— Есть записи, Сабрыкин, отличные записи прослушивания, где ты обещаешь этому самозванцу изменить Конституцию. А ведь это пахнет государственной изменой, Сабрыкин. Это без пяти минут конституционный переворот. Я собираюсь предъявить эти записи и показания свидетелей в Конституционный суд.
— Да что вы, Виктор Викторович, все это было так, смеха ради. За бокалом шампанского. Президент Артур Игнатович попросил меня принять в Думе Алексея Федоровича Горшкова и поразвлечь его. Не более того. — Колючий хвост Сабрыкина, готовый жалить, свернулся сам собой и куда-то спрятался, и он сидел на краюшке кресла, дребезжащий, как вырезанный из жести флажок, послушный дуновениям ветра.
— А ведь это очень неприятная процедура, Сабрыкин. Заключение прокуратуры. Лишение депутатской неприкосновенности. Отстранение от должности Председателя Думы. Позорное изгнание из партии. Страна, затаив дух, будет следить за процессом.
— Виктор Викторович, да спросите вы, кого хотите, как мы его в Думе встречали. Один балаган. Одни пустые речи. Встретились и разошлись, чтобы больше не встречаться. Сейчас все мои силы на том, чтобы провести через Думу закон, увеличивающий президентские полномочия с четырех до шести лет. Чтобы вы, когда вернетесь в Кремль, чувствовали себя уверенней и тверже. Этим я сейчас занимаюсь.
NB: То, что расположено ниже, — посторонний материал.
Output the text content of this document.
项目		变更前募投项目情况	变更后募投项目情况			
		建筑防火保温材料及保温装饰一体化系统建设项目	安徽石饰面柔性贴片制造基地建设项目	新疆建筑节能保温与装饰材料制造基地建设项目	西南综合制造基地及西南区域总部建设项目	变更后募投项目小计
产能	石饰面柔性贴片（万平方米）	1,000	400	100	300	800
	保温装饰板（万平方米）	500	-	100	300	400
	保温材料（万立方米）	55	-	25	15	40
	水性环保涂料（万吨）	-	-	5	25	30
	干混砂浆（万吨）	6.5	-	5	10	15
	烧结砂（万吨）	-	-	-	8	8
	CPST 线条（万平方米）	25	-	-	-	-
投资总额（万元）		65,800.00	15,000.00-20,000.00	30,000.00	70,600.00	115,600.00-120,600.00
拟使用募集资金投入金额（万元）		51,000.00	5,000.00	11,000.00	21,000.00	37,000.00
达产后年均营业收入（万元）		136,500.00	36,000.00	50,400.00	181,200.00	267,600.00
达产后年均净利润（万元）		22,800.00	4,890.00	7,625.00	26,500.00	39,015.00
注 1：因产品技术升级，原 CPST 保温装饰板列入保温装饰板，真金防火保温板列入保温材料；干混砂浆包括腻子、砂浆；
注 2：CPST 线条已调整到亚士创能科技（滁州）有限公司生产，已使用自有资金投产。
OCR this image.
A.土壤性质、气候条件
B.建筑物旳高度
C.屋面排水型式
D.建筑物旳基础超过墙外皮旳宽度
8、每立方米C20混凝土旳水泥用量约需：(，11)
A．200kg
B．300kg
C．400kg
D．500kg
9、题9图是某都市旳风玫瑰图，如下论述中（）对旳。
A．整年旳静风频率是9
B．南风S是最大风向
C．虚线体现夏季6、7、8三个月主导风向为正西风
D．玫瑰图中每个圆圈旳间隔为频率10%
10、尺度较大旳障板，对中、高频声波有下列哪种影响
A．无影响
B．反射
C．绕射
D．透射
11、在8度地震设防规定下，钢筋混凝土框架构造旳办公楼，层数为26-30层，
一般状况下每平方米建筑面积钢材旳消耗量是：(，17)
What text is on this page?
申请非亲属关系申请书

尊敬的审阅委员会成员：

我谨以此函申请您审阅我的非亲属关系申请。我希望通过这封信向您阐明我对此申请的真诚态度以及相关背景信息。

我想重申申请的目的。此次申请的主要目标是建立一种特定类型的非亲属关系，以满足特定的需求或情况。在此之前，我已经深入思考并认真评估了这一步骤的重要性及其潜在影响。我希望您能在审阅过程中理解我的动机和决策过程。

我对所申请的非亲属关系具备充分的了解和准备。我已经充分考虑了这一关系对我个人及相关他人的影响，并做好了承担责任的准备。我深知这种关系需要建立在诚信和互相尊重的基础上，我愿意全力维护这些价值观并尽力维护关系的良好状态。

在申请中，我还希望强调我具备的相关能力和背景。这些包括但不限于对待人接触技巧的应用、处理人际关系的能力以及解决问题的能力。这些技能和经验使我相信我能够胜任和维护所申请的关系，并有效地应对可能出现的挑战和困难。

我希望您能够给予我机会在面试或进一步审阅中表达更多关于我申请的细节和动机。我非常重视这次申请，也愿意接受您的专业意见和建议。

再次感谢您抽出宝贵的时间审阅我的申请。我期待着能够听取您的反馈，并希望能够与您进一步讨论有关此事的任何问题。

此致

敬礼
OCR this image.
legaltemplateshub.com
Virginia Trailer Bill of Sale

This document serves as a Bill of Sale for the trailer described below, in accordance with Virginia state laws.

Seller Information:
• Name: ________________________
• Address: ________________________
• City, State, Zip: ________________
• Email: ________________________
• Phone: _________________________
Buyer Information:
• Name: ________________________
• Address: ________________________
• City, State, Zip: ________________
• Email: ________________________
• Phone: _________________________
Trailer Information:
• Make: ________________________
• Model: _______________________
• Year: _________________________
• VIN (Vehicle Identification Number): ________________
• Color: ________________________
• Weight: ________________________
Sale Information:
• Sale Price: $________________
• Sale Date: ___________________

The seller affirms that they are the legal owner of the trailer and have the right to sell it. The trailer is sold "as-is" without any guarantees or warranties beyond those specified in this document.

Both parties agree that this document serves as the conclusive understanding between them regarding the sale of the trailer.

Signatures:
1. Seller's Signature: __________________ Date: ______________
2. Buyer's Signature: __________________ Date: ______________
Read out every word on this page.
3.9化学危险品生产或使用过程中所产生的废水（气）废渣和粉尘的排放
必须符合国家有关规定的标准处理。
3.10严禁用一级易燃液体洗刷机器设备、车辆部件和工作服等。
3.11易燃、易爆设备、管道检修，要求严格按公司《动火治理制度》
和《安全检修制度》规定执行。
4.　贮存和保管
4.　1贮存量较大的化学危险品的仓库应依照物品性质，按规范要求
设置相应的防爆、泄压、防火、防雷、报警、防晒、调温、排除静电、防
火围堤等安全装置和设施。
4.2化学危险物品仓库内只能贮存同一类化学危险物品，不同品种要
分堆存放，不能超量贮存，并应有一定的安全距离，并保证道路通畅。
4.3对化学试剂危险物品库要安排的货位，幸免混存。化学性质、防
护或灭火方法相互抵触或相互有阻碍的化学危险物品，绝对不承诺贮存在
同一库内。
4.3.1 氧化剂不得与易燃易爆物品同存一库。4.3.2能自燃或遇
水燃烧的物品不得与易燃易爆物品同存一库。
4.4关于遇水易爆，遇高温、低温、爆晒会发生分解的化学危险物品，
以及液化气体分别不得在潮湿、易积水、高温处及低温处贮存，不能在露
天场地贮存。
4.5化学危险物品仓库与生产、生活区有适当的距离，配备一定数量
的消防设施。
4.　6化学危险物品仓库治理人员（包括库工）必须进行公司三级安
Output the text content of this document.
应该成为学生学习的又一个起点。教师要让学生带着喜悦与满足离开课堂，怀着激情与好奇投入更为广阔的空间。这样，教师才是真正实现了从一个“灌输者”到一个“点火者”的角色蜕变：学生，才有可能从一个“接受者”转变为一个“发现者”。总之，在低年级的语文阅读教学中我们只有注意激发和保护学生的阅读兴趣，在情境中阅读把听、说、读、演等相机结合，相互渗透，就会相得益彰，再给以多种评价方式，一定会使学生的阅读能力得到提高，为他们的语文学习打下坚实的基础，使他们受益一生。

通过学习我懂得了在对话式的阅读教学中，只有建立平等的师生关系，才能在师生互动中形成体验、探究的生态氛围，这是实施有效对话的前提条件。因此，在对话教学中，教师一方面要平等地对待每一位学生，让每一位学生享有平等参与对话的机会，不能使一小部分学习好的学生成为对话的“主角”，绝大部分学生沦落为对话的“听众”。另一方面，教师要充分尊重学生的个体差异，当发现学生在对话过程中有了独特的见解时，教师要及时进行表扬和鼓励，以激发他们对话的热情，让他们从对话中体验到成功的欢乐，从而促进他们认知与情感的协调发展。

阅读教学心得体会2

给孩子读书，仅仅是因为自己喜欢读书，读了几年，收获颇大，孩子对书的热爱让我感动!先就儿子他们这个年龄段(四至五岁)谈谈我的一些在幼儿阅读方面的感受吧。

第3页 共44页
— Хорошо, Сабрыкин, я хочу тебе верить. Хочу верить, что ты не забыл, откуда вышел и как оказался в Москве.
— Да кем бы я был, если бы не вы, Виктор Викторович? Так бы и сидел в местном самоуправлении под Уржумом. А вы заметили меня, дали ход.
— Уж больно ты хорошо принимал меня в Уржуме, Сабрыкин. Больно вкусную уху сварил, на баяне играл и сплясал по моей просьбе. Я тогда подумал, вот золотой человек, будет всегда плясать по моей просьбе. И взял тебя в Москву, сделал третьим лицом в государстве.
— Виктор Викторович, да хоть сейчас прикажите: «Сабрыкин, спляши», — да я с наслаждением, нашу русскую «Камаринскую». — Он уже вставал, закручивая ус, лихо отводил плечо, готовясь запустить витиеватое коленце. Но Ромул остановил его.
— Ладно, Сабрыкин. Верю тебе. Хочу тебе сказать две вещи. Первая. Блюди Конституцию. Она не уличная девка, а богиня, а ты жрец, приставленный к богине, чтобы ни одна грязная рука не коснулась божественного чела. Понял?
— Понял, Виктор Викторович. Она и есть богиня, вроде Венеры Милосской, только с руками.
— Второе. Все наши слова и дела записаны в скрижаль, один экземпляр которой хранится на небе, а другой в ФСБ. Когда обсуждали судьбу Ходорковского, одни, те, что помягче, предлагали отнять у него ЮКОС, оставить полмиллиарда на пропитание, и пусть себе живет в России, как частное лицо, «Левые повороты» пишет. Другие, что пожестче, хотели выслать его за границу. Дескать, там у него есть заначки в швейцарских банках, не пропадет. А ты, Сабрыкин, требовал его посадить на цепь. Это с твоей подачи бедный узник в Сибири томится. И пока он в тюрьме, ты в Думе. Он на свободу выходит, ты занимаешь его место на нарах. Это понятно?